The conductive modules were secured to the tower and passed through the mother board. The conductive modules were computer controlled by the thermal control boards. The DUT sockets frictionally engaged the mother board and electrically communicated therewith. The DUT contacted a sensor on the conductive module. Because the driver electronics were placed close to the DUT, the system provided signal quality greater than 40 mHz.
My prior inventions overcame the significant prior art problems as discussed above. However, as the DUT's being tested become more sophisticated and greater demands were placed on the testing of these components, it was found that with my prior system the power loads were such that the heat being generated could not be easily dissipated while maintaining the precise temperature control desired for testing. Also, it was discovered that there was a need for a much smaller system embodying the temperature control concept of my prior inventions and more specifically, a system for a single DUT, such as a portable system with a single DUT.
In the present invention, structural and functional changes have been made to my prior system to provide for a heat exchange fluid to be used in combination with a thermoconductive assembly, referred to in my patents as a conductive module. In a preferred embodiment, the heat exchange system maintains the thermoconductive assembly at a desired temperature while the temperature control of the DUT functions based on the DUT temperature sensor and the temperature sensor in the heating block.
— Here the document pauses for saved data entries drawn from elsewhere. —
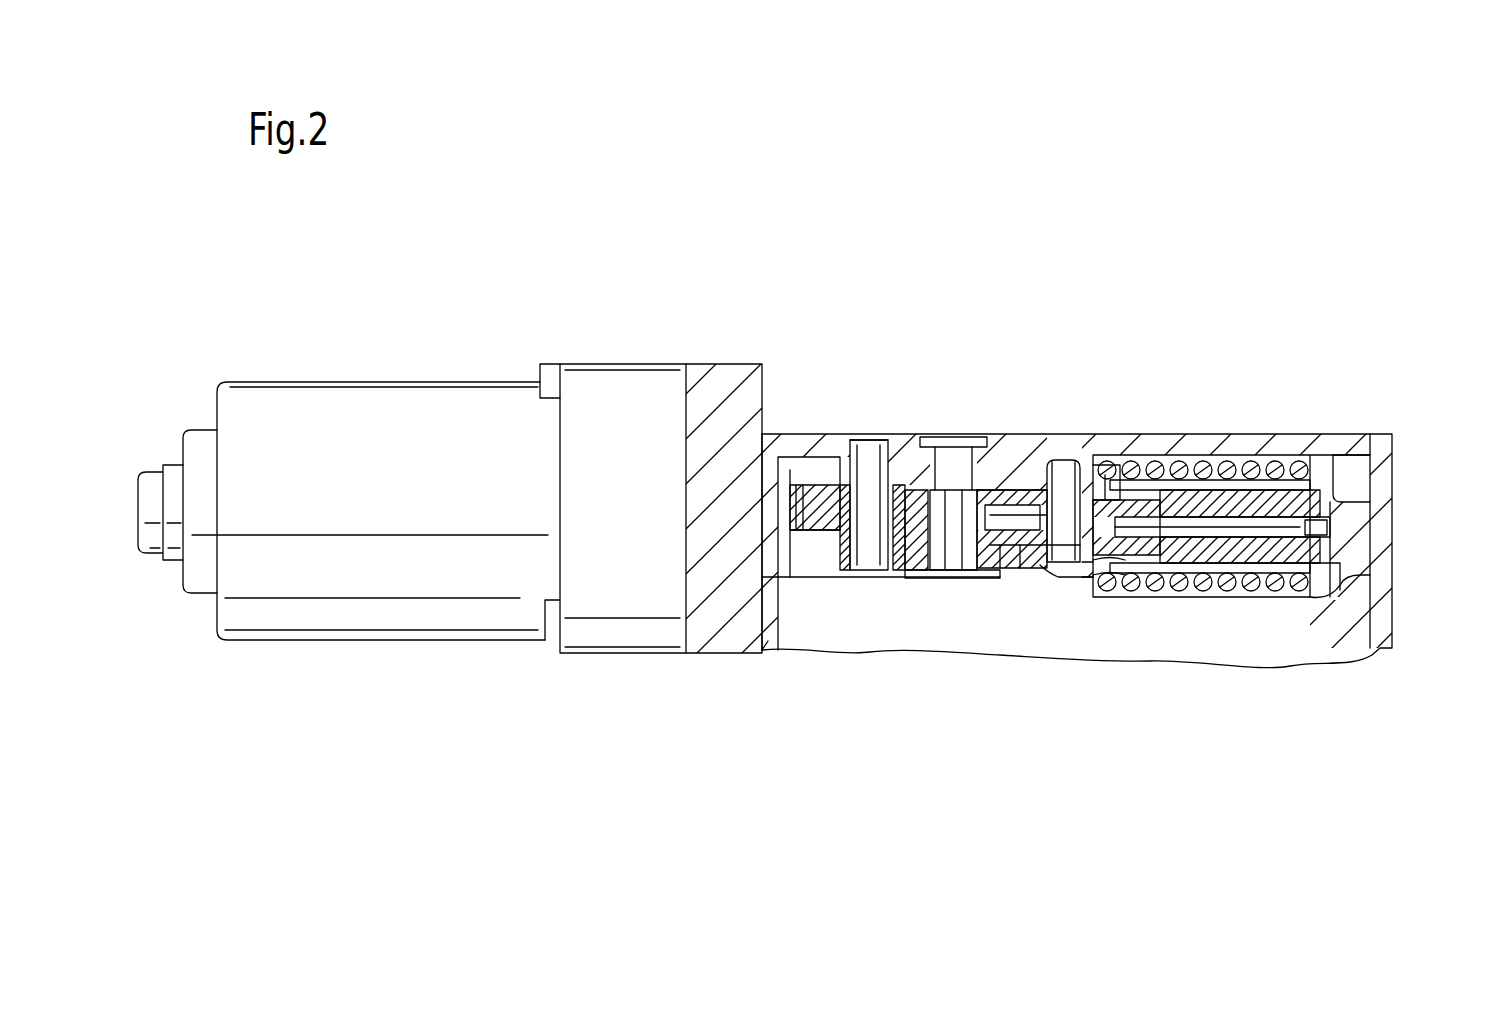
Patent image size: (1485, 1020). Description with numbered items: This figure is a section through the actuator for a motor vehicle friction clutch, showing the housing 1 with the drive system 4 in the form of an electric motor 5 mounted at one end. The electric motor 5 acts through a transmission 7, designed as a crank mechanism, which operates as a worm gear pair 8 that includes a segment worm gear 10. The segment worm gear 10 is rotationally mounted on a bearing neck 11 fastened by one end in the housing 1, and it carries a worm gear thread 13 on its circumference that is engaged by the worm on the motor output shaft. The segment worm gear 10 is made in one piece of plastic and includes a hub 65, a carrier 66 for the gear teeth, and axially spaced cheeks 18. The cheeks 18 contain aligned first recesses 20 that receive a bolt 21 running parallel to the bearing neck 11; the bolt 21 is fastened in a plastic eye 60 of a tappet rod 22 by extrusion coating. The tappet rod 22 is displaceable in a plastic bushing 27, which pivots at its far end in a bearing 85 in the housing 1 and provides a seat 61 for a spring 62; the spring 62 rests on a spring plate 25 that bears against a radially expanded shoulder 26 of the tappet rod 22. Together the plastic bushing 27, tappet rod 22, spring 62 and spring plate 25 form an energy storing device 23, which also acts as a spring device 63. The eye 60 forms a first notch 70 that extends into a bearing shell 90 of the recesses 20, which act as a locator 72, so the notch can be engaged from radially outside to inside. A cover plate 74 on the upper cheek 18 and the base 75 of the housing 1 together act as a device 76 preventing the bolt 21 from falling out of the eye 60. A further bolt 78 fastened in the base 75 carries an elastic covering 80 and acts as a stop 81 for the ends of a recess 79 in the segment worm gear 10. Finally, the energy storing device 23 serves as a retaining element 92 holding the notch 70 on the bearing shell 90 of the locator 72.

The housing 1 is at (895, 415).
The drive system 4 is at (401, 645).
The electric motor 5 is at (235, 618).
The transmission 7 is at (1025, 450).
The worm gear pair 8 is at (1000, 450).
The segment worm gear 10 is at (822, 540).
The bearing neck 11 is at (955, 575).
The worm gear thread 13 is at (790, 580).
The cheeks 18 is at (1085, 455).
The first recesses 20 is at (1050, 575).
The bolt 21 is at (1075, 578).
The tappet rod 22 is at (1160, 455).
The energy storing device 23 is at (1243, 455).
The spring plate 25 is at (1205, 578).
The radially expanded shoulder 26 is at (1160, 580).
The plastic bushing 27 is at (1303, 455).
The eye 60 is at (1118, 580).
The seat 61 is at (1320, 590).
The spring 62 is at (1288, 590).
The spring device 63 is at (1118, 455).
The hub 65 is at (907, 572).
The carrier 66 is at (797, 540).
The first notch 70 is at (1030, 580).
The locator 72 is at (1058, 575).
The cover plate 74 is at (1100, 578).
The base 75 is at (1075, 455).
The device 76 is at (1068, 450).
The bolt 78 is at (882, 445).
The recess 79 is at (815, 442).
The elastic covering 80 is at (845, 560).
The stop 81 is at (856, 445).
The bearing 85 is at (1372, 487).
The bearing shell 90 is at (1005, 580).
The retaining element 92 is at (1348, 574).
Broadly the invention comprises a system for temperature control of a thermoconductive assembly used in the burn-in of a DUT. In a preferred embodiment, the heat exchange unit functions independently of the DUT temperature sensor which is received within the heat exchange device and the heating block temperature sensor as described in my patents.
In a preferred embodiment of the invention, the heat exchange fluid is used to remove heat from the thermoconductive assembly.
In an alternative embodiment of the invention, the heat exchanger functions in combination with the DUT temperature sensor and the heating block temperature sensor to control both the temperature of the thermoconductive assembly and the DUT.